La arista legal y regulatoria
El recurso patrocinado por el abogado Víctor Morales Núñez sostiene que las instalaciones ubicadas en la Ruta 5 Sur (km 257, Chacra Venecia) estarían operando en contradicción con sus Resoluciones de Calificación Ambienta (RCA), generado externalidades negativas, descritas como “hedor a basura en descomposición”, que afectan la salud y calidad de vida de las villas aledañas.
La Corte de Apelaciones de Talca ya acogió a trámite la acción judicial y ofició a la Municipalidad de Maule, otorgándole un plazo de ocho días para remitir todos los antecedentes disponibles sobre la operación de la planta y las fiscalizaciones realizadas.
El conflicto cobra relevancia en el mundo empresarial dado el alto perfil de los inversionistas detrás de la compañía. F4F, presidida por Diego Bacigalupo, ha logrado levantar capital de riesgo (Venture Capital) atrayendo a representantes de los grupos económicos más influyentes del país.

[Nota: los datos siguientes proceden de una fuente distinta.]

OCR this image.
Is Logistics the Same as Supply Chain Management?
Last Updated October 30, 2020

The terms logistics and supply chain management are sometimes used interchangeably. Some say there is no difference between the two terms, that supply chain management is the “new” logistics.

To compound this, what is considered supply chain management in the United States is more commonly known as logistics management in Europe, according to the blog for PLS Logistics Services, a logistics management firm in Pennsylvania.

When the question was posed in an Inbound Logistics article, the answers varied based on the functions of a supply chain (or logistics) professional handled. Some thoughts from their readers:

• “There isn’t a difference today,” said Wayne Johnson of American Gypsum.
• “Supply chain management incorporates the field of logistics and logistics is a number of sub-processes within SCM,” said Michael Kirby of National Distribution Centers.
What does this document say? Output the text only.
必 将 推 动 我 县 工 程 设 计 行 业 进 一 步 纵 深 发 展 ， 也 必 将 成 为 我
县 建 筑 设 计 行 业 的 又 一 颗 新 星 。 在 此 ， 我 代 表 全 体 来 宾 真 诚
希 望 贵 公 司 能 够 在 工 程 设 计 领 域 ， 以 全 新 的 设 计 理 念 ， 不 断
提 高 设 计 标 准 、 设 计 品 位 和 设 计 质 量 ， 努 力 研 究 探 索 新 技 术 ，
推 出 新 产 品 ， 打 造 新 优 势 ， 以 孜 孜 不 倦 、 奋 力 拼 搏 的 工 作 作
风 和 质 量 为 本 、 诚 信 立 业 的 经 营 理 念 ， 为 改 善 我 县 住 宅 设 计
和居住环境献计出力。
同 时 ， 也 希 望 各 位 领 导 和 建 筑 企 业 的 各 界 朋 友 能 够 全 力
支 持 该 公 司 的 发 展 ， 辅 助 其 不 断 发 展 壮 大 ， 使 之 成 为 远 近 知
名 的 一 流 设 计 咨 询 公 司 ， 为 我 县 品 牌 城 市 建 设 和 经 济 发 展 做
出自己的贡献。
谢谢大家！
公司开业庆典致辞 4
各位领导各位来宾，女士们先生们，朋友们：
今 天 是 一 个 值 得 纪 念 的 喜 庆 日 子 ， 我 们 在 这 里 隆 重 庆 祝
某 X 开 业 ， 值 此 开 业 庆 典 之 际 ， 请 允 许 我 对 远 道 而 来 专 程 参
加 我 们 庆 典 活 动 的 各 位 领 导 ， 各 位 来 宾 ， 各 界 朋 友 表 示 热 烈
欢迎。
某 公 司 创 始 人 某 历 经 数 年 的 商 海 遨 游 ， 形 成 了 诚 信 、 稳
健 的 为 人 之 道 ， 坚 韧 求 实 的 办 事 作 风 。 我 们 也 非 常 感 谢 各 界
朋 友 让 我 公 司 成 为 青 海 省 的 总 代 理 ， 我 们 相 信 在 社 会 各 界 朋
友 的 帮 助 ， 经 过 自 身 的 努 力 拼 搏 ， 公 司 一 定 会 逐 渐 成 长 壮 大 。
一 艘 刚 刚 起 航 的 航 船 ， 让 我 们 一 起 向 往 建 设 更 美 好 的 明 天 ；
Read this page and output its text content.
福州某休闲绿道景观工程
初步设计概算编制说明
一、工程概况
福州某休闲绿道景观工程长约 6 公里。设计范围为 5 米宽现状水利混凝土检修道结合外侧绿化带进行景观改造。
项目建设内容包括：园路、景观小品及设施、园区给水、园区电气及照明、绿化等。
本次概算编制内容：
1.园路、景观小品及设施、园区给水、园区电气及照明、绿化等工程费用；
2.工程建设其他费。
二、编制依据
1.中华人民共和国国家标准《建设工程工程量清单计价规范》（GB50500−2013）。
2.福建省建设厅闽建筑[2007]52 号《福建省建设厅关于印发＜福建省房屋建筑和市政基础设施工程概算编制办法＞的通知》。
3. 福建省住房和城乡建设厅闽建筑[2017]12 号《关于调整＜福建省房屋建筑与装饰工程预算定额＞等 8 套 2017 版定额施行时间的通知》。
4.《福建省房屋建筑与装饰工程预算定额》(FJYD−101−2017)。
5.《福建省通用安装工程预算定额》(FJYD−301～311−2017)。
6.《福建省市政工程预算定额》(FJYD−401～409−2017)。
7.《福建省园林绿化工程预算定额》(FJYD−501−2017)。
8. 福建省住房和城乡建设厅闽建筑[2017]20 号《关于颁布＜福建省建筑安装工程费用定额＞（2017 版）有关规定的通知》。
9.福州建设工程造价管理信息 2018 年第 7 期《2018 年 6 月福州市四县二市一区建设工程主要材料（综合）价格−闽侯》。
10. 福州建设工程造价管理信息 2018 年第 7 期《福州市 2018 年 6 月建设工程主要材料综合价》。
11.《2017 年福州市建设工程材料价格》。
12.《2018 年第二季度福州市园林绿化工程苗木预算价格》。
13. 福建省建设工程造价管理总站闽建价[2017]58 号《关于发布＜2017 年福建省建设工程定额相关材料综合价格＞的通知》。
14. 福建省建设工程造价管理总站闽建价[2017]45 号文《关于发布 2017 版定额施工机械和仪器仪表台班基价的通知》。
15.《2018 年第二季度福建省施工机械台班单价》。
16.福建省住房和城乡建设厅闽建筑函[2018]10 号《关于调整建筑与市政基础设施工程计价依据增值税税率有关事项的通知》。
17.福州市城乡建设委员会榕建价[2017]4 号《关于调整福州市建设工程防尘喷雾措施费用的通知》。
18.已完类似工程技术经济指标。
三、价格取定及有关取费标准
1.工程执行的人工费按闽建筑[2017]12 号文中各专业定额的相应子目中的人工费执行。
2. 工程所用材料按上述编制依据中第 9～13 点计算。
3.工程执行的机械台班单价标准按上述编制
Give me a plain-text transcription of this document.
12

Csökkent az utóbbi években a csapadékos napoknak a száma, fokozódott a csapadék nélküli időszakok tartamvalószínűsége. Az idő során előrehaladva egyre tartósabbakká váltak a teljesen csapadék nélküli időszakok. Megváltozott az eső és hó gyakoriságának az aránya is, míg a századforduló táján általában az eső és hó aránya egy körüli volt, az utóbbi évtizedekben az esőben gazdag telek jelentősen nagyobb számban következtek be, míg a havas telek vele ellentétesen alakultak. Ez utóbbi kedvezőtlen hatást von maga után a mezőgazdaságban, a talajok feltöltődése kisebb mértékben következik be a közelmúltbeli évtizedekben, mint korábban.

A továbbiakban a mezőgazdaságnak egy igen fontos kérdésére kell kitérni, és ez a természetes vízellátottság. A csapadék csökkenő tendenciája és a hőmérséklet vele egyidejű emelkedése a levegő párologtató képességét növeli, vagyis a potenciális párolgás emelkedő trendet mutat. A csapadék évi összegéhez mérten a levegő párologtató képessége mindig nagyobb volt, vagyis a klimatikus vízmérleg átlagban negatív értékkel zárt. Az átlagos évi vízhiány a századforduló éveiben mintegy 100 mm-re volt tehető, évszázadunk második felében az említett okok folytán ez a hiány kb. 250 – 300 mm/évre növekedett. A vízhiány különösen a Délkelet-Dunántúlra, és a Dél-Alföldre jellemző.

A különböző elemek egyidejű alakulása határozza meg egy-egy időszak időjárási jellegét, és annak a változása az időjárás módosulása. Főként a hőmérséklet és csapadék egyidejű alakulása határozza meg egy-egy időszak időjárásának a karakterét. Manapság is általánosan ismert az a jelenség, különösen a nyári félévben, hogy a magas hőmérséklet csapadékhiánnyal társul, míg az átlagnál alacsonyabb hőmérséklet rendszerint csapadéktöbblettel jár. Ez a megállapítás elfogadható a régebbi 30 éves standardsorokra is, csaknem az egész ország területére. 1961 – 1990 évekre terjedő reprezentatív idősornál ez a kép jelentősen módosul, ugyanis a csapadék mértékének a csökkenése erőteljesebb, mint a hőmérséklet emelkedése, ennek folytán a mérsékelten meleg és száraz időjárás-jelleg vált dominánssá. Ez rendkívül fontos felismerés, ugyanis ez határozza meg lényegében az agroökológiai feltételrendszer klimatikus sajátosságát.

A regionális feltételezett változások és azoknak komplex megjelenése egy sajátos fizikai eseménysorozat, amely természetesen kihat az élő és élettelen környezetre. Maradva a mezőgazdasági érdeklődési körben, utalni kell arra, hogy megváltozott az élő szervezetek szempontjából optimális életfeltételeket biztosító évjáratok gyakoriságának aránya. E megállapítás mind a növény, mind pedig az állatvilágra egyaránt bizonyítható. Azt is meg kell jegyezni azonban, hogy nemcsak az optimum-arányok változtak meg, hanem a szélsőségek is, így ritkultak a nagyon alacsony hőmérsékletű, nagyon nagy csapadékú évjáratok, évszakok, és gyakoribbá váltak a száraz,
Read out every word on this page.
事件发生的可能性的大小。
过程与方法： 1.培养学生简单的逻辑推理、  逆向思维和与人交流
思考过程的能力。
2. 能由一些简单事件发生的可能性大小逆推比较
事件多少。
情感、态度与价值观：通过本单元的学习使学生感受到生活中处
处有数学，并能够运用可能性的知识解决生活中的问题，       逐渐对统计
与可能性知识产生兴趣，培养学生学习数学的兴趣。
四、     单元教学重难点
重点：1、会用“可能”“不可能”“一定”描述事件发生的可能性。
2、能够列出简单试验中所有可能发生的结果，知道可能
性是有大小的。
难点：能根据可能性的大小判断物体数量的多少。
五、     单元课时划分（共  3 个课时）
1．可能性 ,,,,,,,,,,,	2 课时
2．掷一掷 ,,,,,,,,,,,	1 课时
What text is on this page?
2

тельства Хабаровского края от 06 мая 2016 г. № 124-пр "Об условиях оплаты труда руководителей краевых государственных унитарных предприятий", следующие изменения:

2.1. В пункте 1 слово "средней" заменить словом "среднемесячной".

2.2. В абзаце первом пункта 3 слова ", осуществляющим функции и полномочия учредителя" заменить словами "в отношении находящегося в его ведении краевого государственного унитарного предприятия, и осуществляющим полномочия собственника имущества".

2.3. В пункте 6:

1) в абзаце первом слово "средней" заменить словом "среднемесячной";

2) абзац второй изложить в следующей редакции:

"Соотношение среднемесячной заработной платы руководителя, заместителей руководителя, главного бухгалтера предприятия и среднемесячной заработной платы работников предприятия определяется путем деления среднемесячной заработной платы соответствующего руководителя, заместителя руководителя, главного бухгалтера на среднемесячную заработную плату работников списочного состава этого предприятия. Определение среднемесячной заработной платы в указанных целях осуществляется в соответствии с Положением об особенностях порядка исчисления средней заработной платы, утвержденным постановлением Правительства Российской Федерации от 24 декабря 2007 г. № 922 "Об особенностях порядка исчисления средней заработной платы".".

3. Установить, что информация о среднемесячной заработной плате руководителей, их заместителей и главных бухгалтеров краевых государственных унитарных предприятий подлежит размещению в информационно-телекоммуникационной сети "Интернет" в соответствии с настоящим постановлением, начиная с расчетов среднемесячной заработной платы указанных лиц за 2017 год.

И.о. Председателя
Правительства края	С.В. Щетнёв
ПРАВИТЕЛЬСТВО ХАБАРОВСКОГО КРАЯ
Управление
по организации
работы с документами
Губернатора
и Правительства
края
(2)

En su directorio y estructura de propiedad figuran capitales vinculados a los grupos Luksic, Angelini, Moncuri y Kayyak Ventures, quienes han apostado por la tecnología de F4F como una solución innovadora para la gestión de residuos y la producción de proteína sustentable.
La postura de la comunidad
Pese a la acción judicial, los dirigentes vecinales han aclarado que el objetivo no es el cierre definitivo de la empresa ni la obtención de compensación económicas, sino forzar una mayor inversión en mitigación.
“Nosotros no estamos pidiendo indemnización de dinero, ni tampoco queremos que la fábrica cierre. Solo queremos que su dueño haga mejoras en su empresa (…) que invierta más recursos para que podamos vivir tranquilos”, señaló Ana Vilches, dirigente de la Villa La Campiña y vocera del movimiento.
Los recurrentes, que incluyen a las Juntas de Vecinos de Villa Brisas del Maule, Jardín Del Norte y Villa Francia, advirtieron que tras dos años de mesas de diálogo fallidas con la gerencia, no descartan iniciar movilizaciones ciudadanas si no se concretan soluciones técnicas inmediatas para frenar los vectores y olores.